Antica Trattoria della Pesa is a true old-school joint... it opened way back in 1880. It's been serving the same thing for the past century - Milanese classics in their truest possible form. I could tell things haven't really changed much here based on their huge reservations book that looks like a thick wine list that belonged in some old library. I think it's places like this that would stop OpenTable from taking off in Italy. The restaurant is definitely on the tourist radar, though my guidebook says that Giorgio Armani and Carla Sozzani are still regulars. I don't think they were in the house with us, but the locals seemed to outnumber the tourists while we were there.
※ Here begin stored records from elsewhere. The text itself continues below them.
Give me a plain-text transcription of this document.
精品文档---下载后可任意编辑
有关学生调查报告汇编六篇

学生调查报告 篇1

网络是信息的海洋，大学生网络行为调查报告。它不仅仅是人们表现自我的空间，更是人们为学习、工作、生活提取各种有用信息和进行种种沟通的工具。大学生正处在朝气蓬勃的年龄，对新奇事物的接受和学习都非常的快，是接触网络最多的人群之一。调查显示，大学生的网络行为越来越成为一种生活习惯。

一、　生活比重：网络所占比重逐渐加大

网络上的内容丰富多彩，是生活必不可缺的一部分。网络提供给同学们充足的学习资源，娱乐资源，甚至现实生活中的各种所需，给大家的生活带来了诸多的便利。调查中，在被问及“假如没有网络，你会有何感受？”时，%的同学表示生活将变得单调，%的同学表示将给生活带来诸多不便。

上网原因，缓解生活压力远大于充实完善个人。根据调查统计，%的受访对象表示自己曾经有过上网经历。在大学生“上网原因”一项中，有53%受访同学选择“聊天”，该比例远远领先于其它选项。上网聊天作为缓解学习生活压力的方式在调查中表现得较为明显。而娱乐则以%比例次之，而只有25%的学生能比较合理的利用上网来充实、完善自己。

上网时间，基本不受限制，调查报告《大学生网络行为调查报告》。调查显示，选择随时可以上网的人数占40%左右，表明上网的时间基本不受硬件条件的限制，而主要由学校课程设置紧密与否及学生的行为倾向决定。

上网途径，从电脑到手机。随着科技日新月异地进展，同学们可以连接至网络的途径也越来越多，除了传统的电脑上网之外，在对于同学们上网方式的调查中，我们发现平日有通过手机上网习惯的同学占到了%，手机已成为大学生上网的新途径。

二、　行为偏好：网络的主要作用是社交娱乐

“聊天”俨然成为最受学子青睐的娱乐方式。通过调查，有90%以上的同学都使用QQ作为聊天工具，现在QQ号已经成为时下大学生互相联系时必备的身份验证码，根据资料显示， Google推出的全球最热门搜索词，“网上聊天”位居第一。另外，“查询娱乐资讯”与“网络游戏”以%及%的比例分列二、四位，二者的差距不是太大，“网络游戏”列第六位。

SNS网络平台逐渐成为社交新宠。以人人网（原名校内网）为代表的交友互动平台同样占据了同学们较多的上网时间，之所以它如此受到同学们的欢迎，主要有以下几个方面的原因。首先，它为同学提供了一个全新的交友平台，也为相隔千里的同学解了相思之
White truffles are now on menus everywhere, and we just had to have a small taste. We split an antipasti portion of the eggs (so we got double the pictured amount for our 25 euros). The golden yolky eggs were scrambled beautifully while the white truffles absolutely took over. There is really nothing in the world that tastes like white truffles, and the combination with eggs is a perfect match.
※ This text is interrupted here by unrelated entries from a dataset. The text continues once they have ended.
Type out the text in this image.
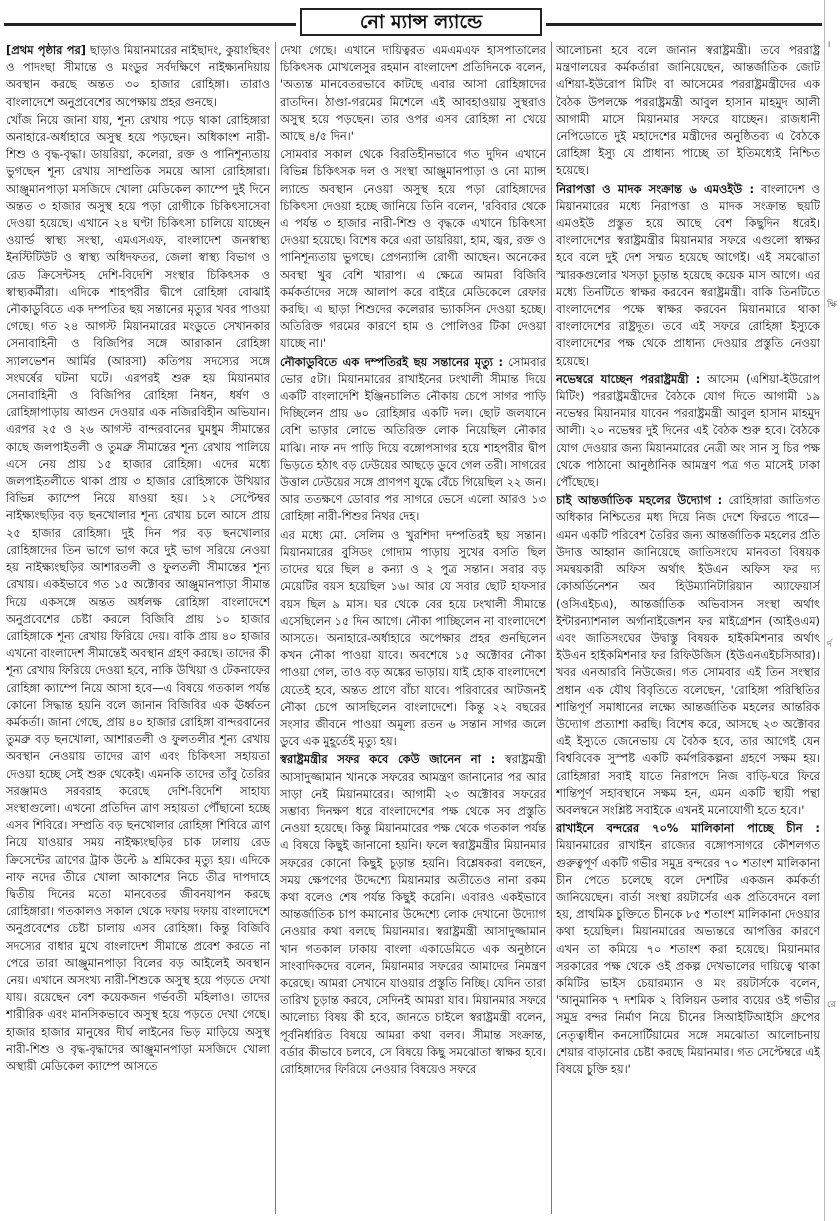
নো ম্যান্স ল্যান্ডে

[প্রথম পৃষ্ঠার পর] ছাড়াও মিয়ানমারের নাইছাদং, কুয়াংছিবং ও পাদংছা সীমান্তে ও মংডুর সর্বদক্ষিণে নাইক্ষ্যনদিয়ায় অবস্থান করছে অন্তত ৩০ হাজার রোহিঙ্গা। তারাও বাংলাদেশে অনুপ্রবেশের অপেক্ষায় প্রহর গুনছে।

খোঁজ নিয়ে জানা যায়, শূন্য রেখায় পড়ে থাকা রোহিঙ্গারা অনাহারে-অর্ধাহারে অসুস্থ হয়ে পড়ছেন। অধিকাংশ নারী-শিশু ও বৃদ্ধ-বৃদ্ধা। ডায়রিয়া, কলেরা, রক্ত ও পানিশূন্যতায় ভুগছেন শূন্য রেখায় সাম্প্রতিক সময়ে আসা রোহিঙ্গারা। আঞ্জুমানপাড়া মসজিদে খোলা মেডিকেল ক্যাম্পে দুই দিনে অন্তত ৩ হাজার অসুস্থ হয়ে পড়া রোগীকে চিকিৎসাসেবা দেওয়া হয়েছে। এখানে ২৪ ঘণ্টা চিকিৎসা চালিয়ে যাচ্ছেন ওয়ার্ল্ড স্বাস্থ্য সংস্থা, এমএসএফ, বাংলাদেশ জনস্বাস্থ্য ইনস্টিটিউট ও স্বাস্থ্য অধিদফতর, জেলা স্বাস্থ্য বিভাগ ও রেড ক্রিসেন্টসহ দেশি-বিদেশি সংস্থার চিকিৎসক ও স্বাস্থ্যকর্মীরা। এদিকে শাহপরীর দ্বীপে রোহিঙ্গা বোঝাই নৌকাডুবিতে এক দম্পতির ছয় সন্তানের মৃত্যুর খবর পাওয়া গেছে। গত ২৪ আগস্ট মিয়ানমারের মংডুতে সেখানকার সেনাবাহিনী ও বিজিপির সঙ্গে আরাকান রোহিঙ্গা স্যালভেশন আর্মির (আরসা) কতিপয় সদস্যের সঙ্গে সংঘর্ষের ঘটনা ঘটে। এরপরই শুরু হয় মিয়ানমার সেনাবাহিনী ও বিজিপির রোহিঙ্গা নিধন, ধর্ষণ ও রোহিঙ্গাপাড়ায় আগুন দেওয়ার এক নজিরবিহীন অভিযান। এরপর ২৫ ও ২৬ আগস্ট বান্দরবানের ঘুমধুম সীমান্তের কাছে জলপাইতলী ও তুমব্রু সীমান্তের শূন্য রেখায় পালিয়ে এসে নেয় প্রায় ১৫ হাজার রোহিঙ্গা। এদের মধ্যে জলপাইতলীতে থাকা প্রায় ৩ হাজার রোহিঙ্গাকে উখিয়ার বিভিন্ন ক্যাম্পে নিয়ে যাওয়া হয়। ১২ সেপ্টেম্বর নাইক্ষ্যংছড়ির বড় ছনখোলার শূন্য রেখায় চলে আসে প্রায় ২৫ হাজার রোহিঙ্গা। দুই দিন পর বড় ছনখোলার রোহিঙ্গাদের তিন ভাগে ভাগ করে দুই ভাগ সরিয়ে নেওয়া হয় নাইক্ষ্যংছড়ির আশারতলী ও ফুলতলী সীমান্তের শূন্য রেখায়। একইভাবে গত ১৫ অক্টোবর আঞ্জুমানপাড়া সীমান্ত দিয়ে একসঙ্গে অন্তত অর্ধলক্ষ রোহিঙ্গা বাংলাদেশে অনুপ্রবেশের চেষ্টা করলে বিজিবি প্রায় ১০ হাজার রোহিঙ্গাকে শূন্য রেখায় ফিরিয়ে দেয়। বাকি প্রায় ৪০ হাজার এখনো বাংলাদেশ সীমান্তেই অবস্থান গ্রহণ করছে। তাদের কী শূন্য রেখায় ফিরিয়ে দেওয়া হবে, নাকি উখিয়া ও টেকনাফের রোহিঙ্গা ক্যাম্পে নিয়ে আসা হবে—এ বিষয়ে গতকাল পর্যন্ত কোনো সিদ্ধান্ত হয়নি বলে জানান বিজিবির এক ঊর্ধ্বতন কর্মকর্তা। জানা গেছে, প্রায় ৪০ হাজার রোহিঙ্গা বান্দরবানের তুমব্রু বড় ছনখোলা, আশারতলী ও ফুলতলীর শূন্য রেখায় অবস্থান নেওয়ায় তাদের ত্রাণ এবং চিকিৎসা সহায়তা দেওয়া হচ্ছে সেই শুরু থেকেই। এমনকি তাদের তাঁবু তৈরির সরঞ্জামও সরবরাহ করেছে দেশি-বিদেশি সাহায্য সংস্থাগুলো। এখনো প্রতিদিন ত্রাণ সহায়তা পৌঁছানো হচ্ছে এসব শিবিরে। সম্প্রতি বড় ছনখোলার রোহিঙ্গা শিবিরে ত্রাণ নিয়ে যাওয়ার সময় নাইক্ষ্যংছড়ির চাক ঢালায় রেড ক্রিসেন্টের ত্রাণের ট্রাক উল্টে ৯ শ্রমিকের মৃত্যু হয়। এদিকে নাফ নদের তীরে খোলা আকাশের নিচে তীব্র দাপদাহে দ্বিতীয় দিনের মতো মানবেতর জীবনযাপন করছে রোহিঙ্গারা। গতকালও সকাল থেকে দফায় দফায় বাংলাদেশে অনুপ্রবেশের চেষ্টা চালায় এসব রোহিঙ্গা। কিন্তু বিজিবি সদস্যের বাধার মুখে বাংলাদেশ সীমান্তে প্রবেশ করতে না পেরে তারা আঞ্জুমানপাড়া বিলের বড় আইলেই অবস্থান নেয়। এখানে অসংখ্য নারী-শিশুকে অসুস্থ হয়ে পড়তে দেখা যায়। রয়েছেন বেশ কয়েকজন গর্ভবতী মহিলাও। তাদের শারীরিক এবং মানসিকভাবে অসুস্থ হয়ে পড়তে দেখা গেছে। হাজার হাজার মানুষের দীর্ঘ লাইনের ভিড় মাড়িয়ে অসুস্থ নারী-শিশু ও বৃদ্ধ-বৃদ্ধাদের আঞ্জুমানপাড়া মসজিদে খোলা অস্থায়ী মেডিকেল ক্যাম্পে আসতে

দেখা গেছে। এখানে দায়িত্বরত এমএমএফ হাসপাতালের চিকিৎসক মোখলেসুর রহমান বাংলাদেশ প্রতিদিনকে বলেন, 'অত্যন্ত মানবেতরভাবে কাটছে এবার আসা রোহিঙ্গাদের রাতদিন। ঠাণ্ডা-গরমের মিশেলে এই আবহাওয়ায় সুস্থরাও অসুস্থ হয়ে পড়ছেন। তার ওপর এসব রোহিঙ্গা না খেয়ে আছে ৪/৫ দিন।'

সোমবার সকাল থেকে বিরতিহীনভাবে গত দুদিন এখানে বিভিন্ন চিকিৎসক দল ও সংস্থা আঞ্জুমানপাড়া ও নো ম্যান্স ল্যান্ডে অবস্থান নেওয়া অসুস্থ হয়ে পড়া রোহিঙ্গাদের চিকিৎসা দেওয়া হচ্ছে জানিয়ে তিনি বলেন, 'রবিবার থেকে এ পর্যন্ত ৩ হাজার নারী-শিশু ও বৃদ্ধকে এখানে চিকিৎসা দেওয়া হয়েছে। বিশেষ করে এরা ডায়রিয়া, হাম, জ্বর, রক্ত ও পানিশূন্যতায় ভুগছে। প্রেগন্যান্সি রোগী আছেন। অনেকের অবস্থা খুব বেশি খারাপ। এ ক্ষেত্রে আমরা বিজিবি কর্মকর্তাদের সঙ্গে আলাপ করে বাইরে মেডিকেলে রেফার করছি। এ ছাড়া শিশুদের কলেরার ভ্যাকসিন দেওয়া হচ্ছে। অতিরিক্ত গরমের কারণে হাম ও পোলিওর টিকা দেওয়া যাচ্ছে না।'

নৌকাডুবিতে এক দম্পতিরই ছয় সন্তানের মৃত্যু : সোমবার ভোর ৫টা। মিয়ানমারের রাখাইনের ঢংখালী সীমান্ত দিয়ে একটি বাংলাদেশি ইঞ্জিনচালিত নৌকায় চেপে সাগর পাড়ি দিচ্ছিলেন প্রায় ৬০ রোহিঙ্গার একটি দল। ছোট জলযানে বেশি ভাড়ার লোভে অতিরিক্ত লোক নিয়েছিল নৌকার মাঝি। নাফ নদ পাড়ি দিয়ে বঙ্গোপসাগর হয়ে শাহপরীর দ্বীপ ভিড়তে হঠাৎ বড় ঢেউয়ের আছড়ে ডুবে গেল তরী। সাগরের উত্তাল ঢেউয়ের সঙ্গে প্রাণপণ যুদ্ধে বেঁচে গিয়েছিল ২২ জন। আর ততক্ষণে ডোবার পর সাগরে ভেসে এলো আরও ১৩ রোহিঙ্গা নারী-শিশুর নিথর দেহ।

এর মধ্যে মো. সেলিম ও খুরশিদা দম্পতিরই ছয় সন্তান। মিয়ানমারের বুসিডং গোদাম পাড়ায় সুখের বসতি ছিল তাদের ঘরে ছিল ৪ কন্যা ও ২ পুত্র সন্তান। সবার বড় মেয়েটির বয়স হয়েছিল ১৬। আর যে সবার ছোট হাফসার বয়স ছিল ৯ মাস। ঘর থেকে বের হয়ে ঢংখালী সীমান্তে এসেছিলেন ১৫ দিন আগে। নৌকা পাচ্ছিলেন না বাংলাদেশে আসতে। অনাহারে-অর্ধাহারে অপেক্ষার প্রহর গুনছিলেন কখন নৌকা পাওয়া যাবে। অবশেষে ১৫ অক্টোবর নৌকা পাওয়া গেল, তাও বড় অঙ্কের ভাড়ায়। যাই হোক বাংলাদেশে যেতেই হবে, অন্তত প্রাণে বাঁচা যাবে। পরিবারের আটজনই নৌকা চেপে আসছিলেন বাংলাদেশে। কিন্তু ২২ বছরের সংসার জীবনে পাওয়া অমূল্য রতন ৬ সন্তান সাগর জলে ডুবে এক মুহূর্তেই মৃত্যু হয়।

স্বরাষ্ট্রমন্ত্রীর সফর কবে কেউ জানেন না : স্বরাষ্ট্রমন্ত্রী আসাদুজ্জামান খানকে সফরের আমন্ত্রণ জানানোর পর আর সাড়া নেই মিয়ানমারের। আগামী ২৩ অক্টোবর সফরের সম্ভাব্য দিনক্ষণ ধরে বাংলাদেশের পক্ষ থেকে সব প্রস্তুতি নেওয়া হয়েছে। কিন্তু মিয়ানমারের পক্ষ থেকে গতকাল পর্যন্ত এ বিষয়ে কিছুই জানানো হয়নি। ফলে স্বরাষ্ট্রমন্ত্রীর মিয়ানমার সফরের কোনো কিছুই চূড়ান্ত হয়নি। বিশ্লেষকরা বলছেন, সময় ক্ষেপণের উদ্দেশ্যে মিয়ানমার অতীতেও নানা রকম কথা বলেও শেষ পর্যন্ত কিছুই করেনি। এবারও একইভাবে আন্তর্জাতিক চাপ কমানোর উদ্দেশ্যে লোক দেখানো উদ্যোগ নেওয়ার কথা বলছে মিয়ানমার। স্বরাষ্ট্রমন্ত্রী আসাদুজ্জামান খান গতকাল ঢাকায় বাংলা একাডেমিতে এক অনুষ্ঠানে সাংবাদিকদের বলেন, মিয়ানমার সফরের আমাদের নিমন্ত্রণ করেছে। আমরা সেখানে যাওয়ার প্রস্তুতি নিচ্ছি। যেদিন তারা তারিখ চূড়ান্ত করবে, সেদিনই আমরা যাব। মিয়ানমার সফরে আলোচ্য বিষয় কী হবে, জানতে চাইলে স্বরাষ্ট্রমন্ত্রী বলেন, পূর্বনির্ধারিত বিষয়ে আমরা কথা বলব। সীমান্ত সংক্রান্ত, বর্ডার কীভাবে চলবে, সে বিষয়ে কিছু সমঝোতা স্বাক্ষর হবে। রোহিঙ্গাদের ফিরিয়ে নেওয়ার বিষয়েও সফরে

আলোচনা হবে বলে জানান স্বরাষ্ট্রমন্ত্রী। তবে পররাষ্ট্র মন্ত্রণালয়ের কর্মকর্তারা জানিয়েছেন, আন্তর্জাতিক জোট এশিয়া-ইউরোপ মিটিং বা আসেমের পররাষ্ট্রমন্ত্রীদের এক বৈঠক উপলক্ষে পররাষ্ট্রমন্ত্রী আবুল হাসান মাহমুদ আলী আগামী মাসে মিয়ানমার সফরে যাচ্ছেন। রাজধানী নেপিডোতে দুই মহাদেশের মন্ত্রীদের অনুষ্ঠিতব্য এ বৈঠকে রোহিঙ্গা ইস্যু যে প্রাধান্য পাচ্ছে তা ইতিমধ্যেই নিশ্চিত হয়েছে।

নিরাপত্তা ও মাদক সংক্রান্ত ৬ এমওইউ : বাংলাদেশ ও মিয়ানমারের মধ্যে নিরাপত্তা ও মাদক সংক্রান্ত ছয়টি এমওইউ প্রস্তুত হয়ে আছে বেশ কিছুদিন ধরেই। বাংলাদেশের স্বরাষ্ট্রমন্ত্রীর মিয়ানমার সফরে এগুলো স্বাক্ষর হবে বলে দুই দেশ সম্মত হয়েছে আগেই। এই সমঝোতা স্মারকগুলোর খসড়া চূড়ান্ত হয়েছে কয়েক মাস আগে। এর মধ্যে তিনটিতে স্বাক্ষর করবেন স্বরাষ্ট্রমন্ত্রী। বাকি তিনটিতে বাংলাদেশের পক্ষে স্বাক্ষর করবেন মিয়ানমারে থাকা বাংলাদেশের রাষ্ট্রদূত। তবে এই সফরে রোহিঙ্গা ইস্যুকে বাংলাদেশের পক্ষ থেকে প্রাধান্য দেওয়ার প্রস্তুতি নেওয়া হয়েছে।

নভেম্বরে যাচ্ছেন পররাষ্ট্রমন্ত্রী : আসেম (এশিয়া-ইউরোপ মিটিং) পররাষ্ট্রমন্ত্রীদের বৈঠকে যোগ দিতে আগামী ১৯ নভেম্বর মিয়ানমার যাবেন পররাষ্ট্রমন্ত্রী আবুল হাসান মাহমুদ আলী। ২০ নভেম্বর দুই দিনের এই বৈঠক শুরু হবে। বৈঠকে যোগ দেওয়ার জন্য মিয়ানমারের নেত্রী অং সান সু চির পক্ষ থেকে পাঠানো আনুষ্ঠানিক আমন্ত্রণ পত্র গত মাসেই ঢাকা পৌঁছেছে।

চাই আন্তর্জাতিক মহলের উদ্যোগ : রোহিঙ্গারা জাতিগত অধিকার নিশ্চিতের মধ্য দিয়ে নিজ দেশে ফিরতে পারে—এমন একটি পরিবেশ তৈরির জন্য আন্তর্জাতিক মহলের প্রতি উদাত্ত আহ্বান জানিয়েছে জাতিসংঘে মানবতা বিষয়ক সমন্বয়কারী অফিস অর্থাৎ ইউএন অফিস ফর দ্য কোঅর্ডিনেশন অব হিউম্যানিটারিয়ান অ্যাফেয়ার্স (ওসিএইচএ), আন্তর্জাতিক অভিবাসন সংস্থা অর্থাৎ ইন্টারন্যাশনাল অর্গানাইজেশন ফর মাইগ্রেশন (আইওএম) এবং জাতিসংঘের উদ্বাস্তু বিষয়ক হাইকমিশনার অর্থাৎ ইউএন হাইকমিশনার ফর রিফিউজিস (ইউএনএইচসিআর)। খবর এনআরবি নিউজের। গত সোমবার এই তিন সংস্থার প্রধান এক যৌথ বিবৃতিতে বলেছেন, 'রোহিঙ্গা পরিস্থিতির শান্তিপূর্ণ সমাধানের লক্ষ্যে আন্তর্জাতিক মহলের আন্তরিক উদ্যোগ প্রত্যাশা করছি। বিশেষ করে, আসছে ২৩ অক্টোবর এই ইস্যুতে জেনেভায় যে বৈঠক হবে, তার আগেই যেন বিশ্ববিবেক সুস্পষ্ট একটি কর্মপরিকল্পনা গ্রহণে সক্ষম হয়। রোহিঙ্গারা সবাই যাতে নিরাপদে নিজ বাড়ি-ঘরে ফিরে শান্তিপূর্ণ সহাবস্থানে সক্ষম হন, এমন একটি স্থায়ী পন্থা অবলম্বনে সংশ্লিষ্ট সবাইকে এখনই মনোযোগী হতে হবে।'

রাখাইনে বন্দরের ৭০% মালিকানা পাচ্ছে চীন : মিয়ানমারের রাখাইন রাজ্যের বঙ্গোপসাগরে কৌশলগত গুরুত্বপূর্ণ একটি গভীর সমুদ্র বন্দরের ৭০ শতাংশ মালিকানা চীন পেতে চলেছে বলে দেশটির একজন কর্মকর্তা জানিয়েছেন। বার্তা সংস্থা রয়টার্সের এক প্রতিবেদনে বলা হয়, প্রাথমিক চুক্তিতে চীনকে ৮৫ শতাংশ মালিকানা দেওয়ার কথা হয়েছিল। মিয়ানমারের অভ্যন্তরে আপত্তির কারণে এখন তা কমিয়ে ৭০ শতাংশ করা হয়েছে। মিয়ানমার সরকারের পক্ষ থেকে ওই প্রকল্প দেখভালের দায়িত্বে থাকা কমিটির ভাইস চেয়ারম্যান ও মং রয়টার্সকে বলেন, 'আনুমানিক ৭ দশমিক ২ বিলিয়ন ডলার ব্যয়ের ওই গভীর সমুদ্র বন্দর নির্মাণ নিয়ে চীনের সিআইটিআইসি গ্রুপের নেতৃত্বাধীন কনসোর্টিয়ামের সঙ্গে সমঝোতা আলোচনায় শেয়ার বাড়ানোর চেষ্টা করছে মিয়ানমার। গত সেপ্টেম্বরে এই বিষয়ে চুক্তি হয়।'

।
ক্ষি
র্দ
রে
Next up, we got 2 pastas to split. First was this simple tagliatelle with porcinis. I really love porcini mushrooms, and I'm so happy when they pile on big slices as they did here. The noodles were a good al dente. Yum.
The famous risotto alla milanese looked beautiful. Gleaming and golden, it's no wonder the dish is frequently used to symbolize the wealth of Milan. This is certainly one of the best versions I have ever had, tremendously fragrant of saffron and rich with bone marrow. The risotto itself was cooked perfectly.
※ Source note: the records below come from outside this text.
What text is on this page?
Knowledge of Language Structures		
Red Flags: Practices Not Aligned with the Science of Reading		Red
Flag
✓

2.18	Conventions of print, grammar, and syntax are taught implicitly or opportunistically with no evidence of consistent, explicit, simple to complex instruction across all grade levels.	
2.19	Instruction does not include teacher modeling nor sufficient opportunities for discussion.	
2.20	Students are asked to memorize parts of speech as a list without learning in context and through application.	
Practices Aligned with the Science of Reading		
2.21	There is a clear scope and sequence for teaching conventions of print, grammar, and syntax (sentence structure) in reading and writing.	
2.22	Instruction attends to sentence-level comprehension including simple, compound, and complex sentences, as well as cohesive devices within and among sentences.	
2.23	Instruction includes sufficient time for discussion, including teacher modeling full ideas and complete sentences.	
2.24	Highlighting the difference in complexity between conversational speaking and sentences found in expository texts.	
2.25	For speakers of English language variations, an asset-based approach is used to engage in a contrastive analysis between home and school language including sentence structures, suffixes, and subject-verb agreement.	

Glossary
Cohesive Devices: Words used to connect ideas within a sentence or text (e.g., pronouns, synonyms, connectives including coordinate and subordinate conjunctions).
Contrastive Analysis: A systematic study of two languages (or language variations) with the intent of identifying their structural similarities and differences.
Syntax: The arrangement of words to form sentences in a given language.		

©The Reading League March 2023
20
This imposing piece of meat is their rendition of the classical veal milanese. They're so serious about the dish that they don't give you any lemon to squirt, and consider it blasphemy to suggest the very idea. Clearly, they believe the meat stands on its own. The cutlet is actually wafer thin, pounded diligently and evenly before cooking. The breading is light and greaseless. A superb version of one of my favorite dishes.
Sadly, by the time we got to dessert, it was too late to try their zabaglione. We settled for this very standard creme brulee - solid all around but nothing spectacular.
Overall, I'm very happy that I ate here - I satisfied all my Milanese cravings, and I'm confident I got some of the best preparations of these dishes short of having an actual Milanese grandmother. Go without hesitation if you're looking for risotto and/or veal milanese.